I use autossh to create a remote tunnel with the following command (IPs and Port Changed):
autossh -M 0 -o "ServerAliveInterval 5" -o "ServerAliveCountMax 3" -f -T -N -i /root/.ssh/id_rsa -R 1602:localhost:443 [email protected]
And the server has this config in sshd:
GatewayPort yes
ClientAliveInterval 10
ClientAliveCountMax 6
This works most of the time like a charm. Also timeouts and disconnects get handled very well.
But there is one exception:
If there is only a very short interruption of the network connection – the client notice this and start a reconnect. But the server hasn’t noticed this yet and still uses this port 1602. I can then see in server log the message: sshd[431646]: error: bind [::]:1602: Address already in use.
But autossh does not hang up and try again, it keeps the not working tunnel open. A few seconds later, the server recognise the disconnect of the old tunnel and frees the port 1602.

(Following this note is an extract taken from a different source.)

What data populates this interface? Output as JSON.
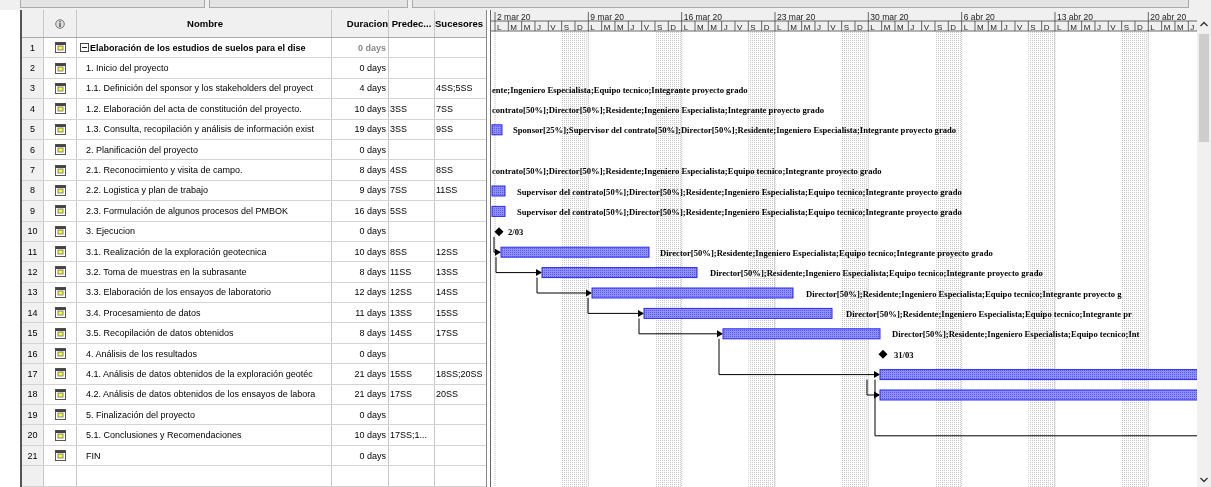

Now I have a autossh/ssh tunnel – doing all the watchdog stuff (I can see in log this keep alive message all 5 seconds) and staying alive. The port on the server is now unused. And the tunnel is not working, because the port is not allocated at all now.
Autossh does not recover from this state without manual interaction. There are multiple ways to recover manually, but this is not the question.
My questions are:
Im searching for a way to automatically recover from this state. And I wonder why this race condition is not mentioned in any place of the internet, even if it can be reproduced easily.
You need to add -o "ExitOnForwardFailure yes" as an autossh option.